Opinion is varied over the role of the media in the electioneering process in Kenya and possible influencing role in the August general. A number of lessons, especially after the political party primaries and subsequent events that have led to many opinions over the performance of the Fourth Estate so far, outside the manner they have carried advertisements that seem to overshadow editorial content. There is a lot of pressure on journalists to do even what is humanly impossible.
The ensuing debate even among some media personalities is that a strictly punitive stand be taken against media people and houses seen to be perpetuating divisive national agenda.
Indeed, the Communications Authority of Kenya, the Media Council of Kenya (MCK) and the National Cohesion and Integration Commission have issued regulations on hate speech via media, political messaging and regulations for broadcast media on various matters.
Outside the official regulatory framework, a number of individuals especially political party followers have individually attacked media houses and journalists whenever they feel certain stories are unpalatable.
A large number of media practitioners and journalists on the other hand have held the view that we should look at the underlying reasons some of them behaved badly, including level of training and ethics, media ownership and external influences.
Media is operating in an environment that has serious challenges and each case must be dealt with on on its own.
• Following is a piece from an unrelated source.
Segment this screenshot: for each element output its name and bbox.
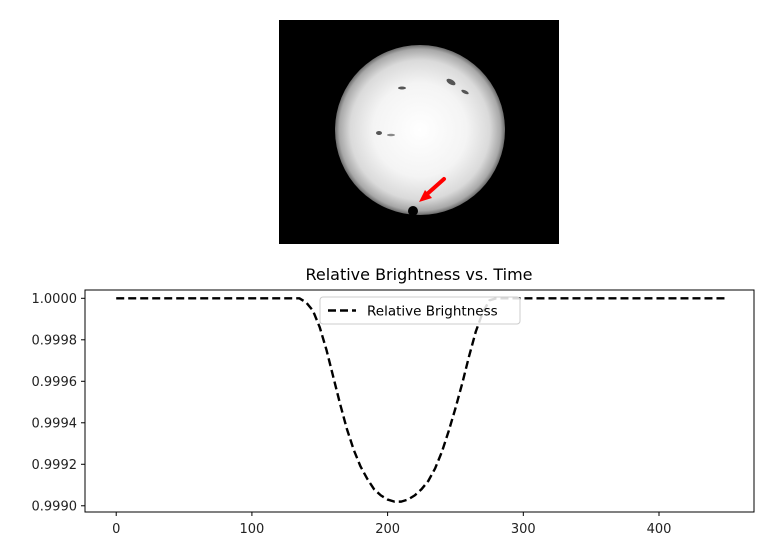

We should stop this wholesome condemnation of the media.
The overriding concern is that the media plays a positive role in not only the country’s development agenda but also in political debate and events like the general election.
Indeed freedom, quality of journalism, plurality and diversity of media and access to information are major tenets of public media that should be guaranteed if elections are going to be free and fair.
Improving media performance will not necessarily be achieved through controlling, disciplining, or any punitive action against the journalists. A combination of interventions by all stakeholders including the Government, media owners, editors, media managers, journalists, MCK, development partners, advertisers and Kenyans at large.
While the media is a business and should make returns, there are fundamental issues that guide the enterprise. Investors and media managers must allow journalists to be guided by their social responsibility praxis and public interest axiom that forms the philosophy of public media and the cornerstones of journalism. In order for people to exercise their full rights as citizens, they must have access to information; thus, media in Kenya should dedicate sufficient time and space to educate Kenyans on election process.
To create responsible citizenry, media must access the broadest possible range of information, interpretation and debate on areas that involve public political choices and must also be given space and airtime to register criticism and propose alternative leadership and priority issues.
Thus the diversity of hard content as opposed to entertainment, elite-oriented and city-centred content should be true benchmarks of a public interest media.
While media is free and there are many outlets in Kenya, this has not translated into more informed citizenry.
Media houses use reports that are prepared and provided free of charge by public relations firms or political parties in newscasts. They rely on elites as regular news sources and focus news on pre-planned official events.
Media in Kenya is now concentrated in the hands of a few players who can promote specific political agenda and use their huge profits and media outlets for political endeavours.
Safety and protection are a key concern for journalists, as many have become targets for attacks and harassment by political activists and goons.